Na noite da luta, houve um único grito. E foi para Ali... Provavelmente, às quatro da manhã, a temperatura já teria caído. Em vez de 40 graus, estaríamos 37. Quem viajou mais — Foreman — gastou mais suas energias.

O triunfo foi apoteótico. A felicidade da multidão foi avisada. No caminho para o vestiário, todos queriam tocar o novo campeão mundial. Pela segunda vez, Cassius se consagrou. Algo que só Floyd Patterson havia conseguido, “contra aquele gordo sueco Ingemar Johansson”, segundo Cassius.

A imprensa americana, que viveu reclamando de tudo e comparando Kinshasa a Boston ou Los Angeles, com o relógio contra ela para o fechamento de suas edições, tentou interrogatório antes de Ali entrar no camarim: “Eles disseram que eu ganharia, e agora? , o que eles dizem agora?” , eu os censurei. “Foreman é a força, o mundo precisa de inteligência para triunfar, meninos. Eu disse que ganharia e ganhei. Eu disse que ele cairia sozinho e embora a direita (a da 8ª rodada) fosse muito boa, não era poderosa, porque ele teve a derrota por nocaute na alma e eu tive o triunfo no sangue. Agora devo pensar em como manter essa coroa. Se Alá me ajudar, permanecerei campeão por muito tempo. Sou o melhor, sou invencível.”

Ele ia entrar no vestiário e as pessoas não deixavam. O pai, talvez por causa da excitação, talvez por causa do calor, desmaiou. Alguém, no caos, roubou o manto dele.

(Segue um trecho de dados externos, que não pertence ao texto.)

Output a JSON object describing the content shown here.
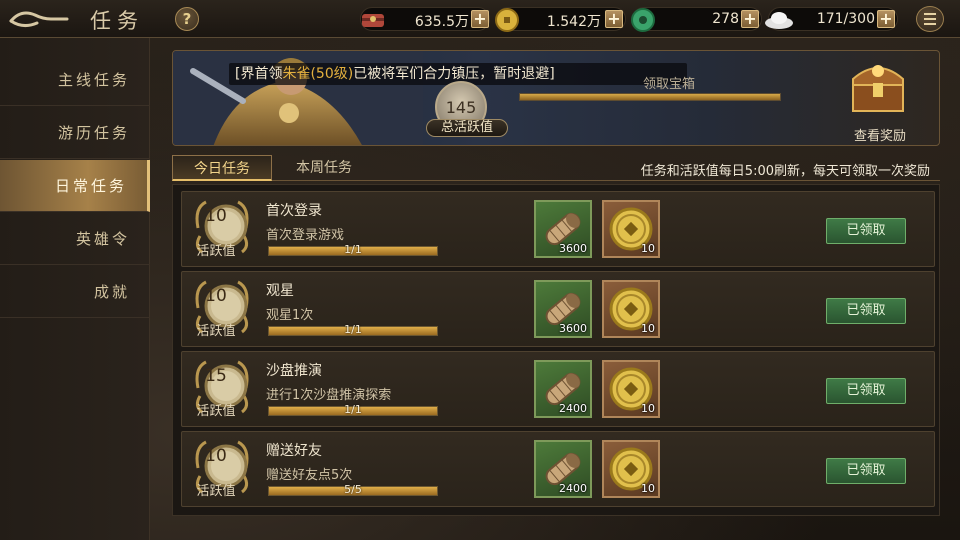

“Cavalheiros”, disse Ali, “muito obrigado. Peço que me deixe me vestir. E se alguém tem meu manto escondido ou o pegou sem perceber, por favor, devolva-o para mim ou doe-o para algum hospital para que eles possam converter esse dinheiro em remédio”.

O sol no horizonte representava o desafio diário de se mostrar e nascer. As pessoas estavam saindo lentamente. O som dos tambores, que nos acompanhou a noite toda, extinguiu sua euforia por causa do cansaço de suas peles e foi embora com percussão em agonia. Crianças, adolescentes, jovens e adultos também foram, mesmo uma vez, atores de uma noite inesquecível de suas vidas despercebidas. O ar pesado diminuiu a velocidade dos degraus. O coração, frenético antecipou que eu tinha sido testemunha privilegiada de um fato que o tempo se transformou em “A luta do século”.

Pensando que ensaiando possíveis títulos nas horas em que o jornalista ainda imagina o que não quer, eu tinha inventado uma frase: “Esta noite o boxe ficou sem Clay, pobre boxe”.

Hoje eu posso dizer o que eu realmente queria: “Esta noite o boxe viu o melhor Clay de sua vida”.